In terms of annual averages, the 15 entitlements in Samaria Luna contributed with 142,000b/d, Bellota-Jujo produced 96,000b/d across 26 fields, Cinco Presidentes 88,000b/d in 21 fields, and Macuspana-Muspac produced57,000 b/d across 37 fields. Poza Rica was able to produce 57,000b/d in its 60 fields, while ATG (Chicontepec) produced 41,000 in 28 fields. The Veracruz asset yielded 14,000b/d, and Burgos is not producing oil at the moment. In the group of fields with contracts awaiting migration, Ébano is the largest oil producer, with 11,000b/d, Santuario produces 5,000b/d, Arenque 4,000b/d, and 6,000b/d came from OgarrioSánchez Magallanes. In the case of offshore assets, Litoral de Tabasco is responsible for 363,000b/d, including the Tsimin-Xux field. Abtakún-Pol-Chuc produced 200,000b/d across 16 fields, and the eight fields in Ku-Maloob-Zaap produced 860,000b/d. Cantarell produced 232,000b/d with its ten fields. While some fields like Samaria Luna are declining, other like Abkatún-Pol-Chuc, Litoral de Tabasco, and even Ku-Maloob-Zaap are yielding positive results. Highly productive new fields were discovered in Abkatún, such as Onel, Kuil, Homol, and Chuhuc, which are helping us counter the decline rate. In the Cantarell complex, Ixtoc and Kambesah produced 15,000b/d, Ek-Balam 46,000b/d, and Chac, Kutz, Nohoch, and Takin contributed with 27,000b/d. Sihil had an output of 31,000b/d, but the most important producer in Cantarell was Akal with 78,000b/d. If we only focus on the scope of the farm-outs, Cárdenas, Mora, and Samaria produced 48,000b/d, Ek-Balam 46,000b/d, and Bolontiku-Sinan had an output of 43,000b/d. Ogarrio yielded 10,000b/d and Rodador 3,000b/d. Ayatsil-Tekel produced 3,000b/d, which is not bad considering the asset has recently started production.

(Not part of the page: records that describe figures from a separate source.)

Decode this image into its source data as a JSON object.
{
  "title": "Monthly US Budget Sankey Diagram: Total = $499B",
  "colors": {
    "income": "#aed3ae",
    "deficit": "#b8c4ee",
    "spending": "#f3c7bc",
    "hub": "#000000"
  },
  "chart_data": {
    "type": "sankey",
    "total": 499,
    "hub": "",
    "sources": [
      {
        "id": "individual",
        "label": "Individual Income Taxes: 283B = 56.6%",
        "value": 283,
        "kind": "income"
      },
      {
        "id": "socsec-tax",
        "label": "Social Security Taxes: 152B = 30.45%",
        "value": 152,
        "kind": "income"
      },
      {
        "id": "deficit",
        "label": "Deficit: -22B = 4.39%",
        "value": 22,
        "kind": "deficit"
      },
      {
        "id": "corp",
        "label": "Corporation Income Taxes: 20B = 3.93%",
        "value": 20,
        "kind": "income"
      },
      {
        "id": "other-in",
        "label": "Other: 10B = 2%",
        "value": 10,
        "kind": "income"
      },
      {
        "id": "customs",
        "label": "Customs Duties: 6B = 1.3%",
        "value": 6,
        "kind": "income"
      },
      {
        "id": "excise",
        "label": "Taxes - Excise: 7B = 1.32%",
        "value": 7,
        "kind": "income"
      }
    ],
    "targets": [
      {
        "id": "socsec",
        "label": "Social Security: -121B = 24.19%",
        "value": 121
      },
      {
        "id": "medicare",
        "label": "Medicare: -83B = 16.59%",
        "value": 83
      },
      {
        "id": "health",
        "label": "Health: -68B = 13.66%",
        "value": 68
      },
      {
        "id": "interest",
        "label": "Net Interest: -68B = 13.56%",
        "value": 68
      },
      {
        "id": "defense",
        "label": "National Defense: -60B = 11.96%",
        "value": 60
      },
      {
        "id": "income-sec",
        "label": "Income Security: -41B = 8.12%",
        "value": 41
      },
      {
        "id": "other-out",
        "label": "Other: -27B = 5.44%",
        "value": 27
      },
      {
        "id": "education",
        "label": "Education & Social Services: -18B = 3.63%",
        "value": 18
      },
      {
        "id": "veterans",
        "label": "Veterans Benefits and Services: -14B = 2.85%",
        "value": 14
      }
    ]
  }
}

Regarding gas production, the largest output came from Cantarell in the 2007-2008 period, which amounted to 1bcf of formation gas. Cantarell now produces 10% of the total gas production. There are considerable natural gas producers, such as Ogarrio, which produced 33mcf/d. Rodador is not a gas producer, but it had an output of 5mcf/d of associated gas. Nejo is worth mentioning, as it produces 200mcf/d. Back in 2013, we began reporting Nejo’s production as condensates, but now it is reporting liquids. Cuervito and Fornterizo have an output of 15mcf/d, and we are in talks with the operators, Grupo Diavaz, Petrobras, and Teikoku because even though the production is significant, we want to make sure it is profitable under the current regime. In the exclusive case of CIEPS and COPS, the former produce 273mcf/d, a higher number than that of the COPS, which are natural gas producing assets and have an output of 147mcf/d.

At their peak in 2009, Monclova produced 1bcf, making it an important asset. Burgos produced 90mcf/d, Nejo 80mcf/d, and Misión 1.1bcf/d. There are significant gas producers but it is important to take the Henry Hub price reference for future estimates. If we find a great production potential, we could allocate CAPEX and get some fields to the production levels they experienced back in 2009-2011.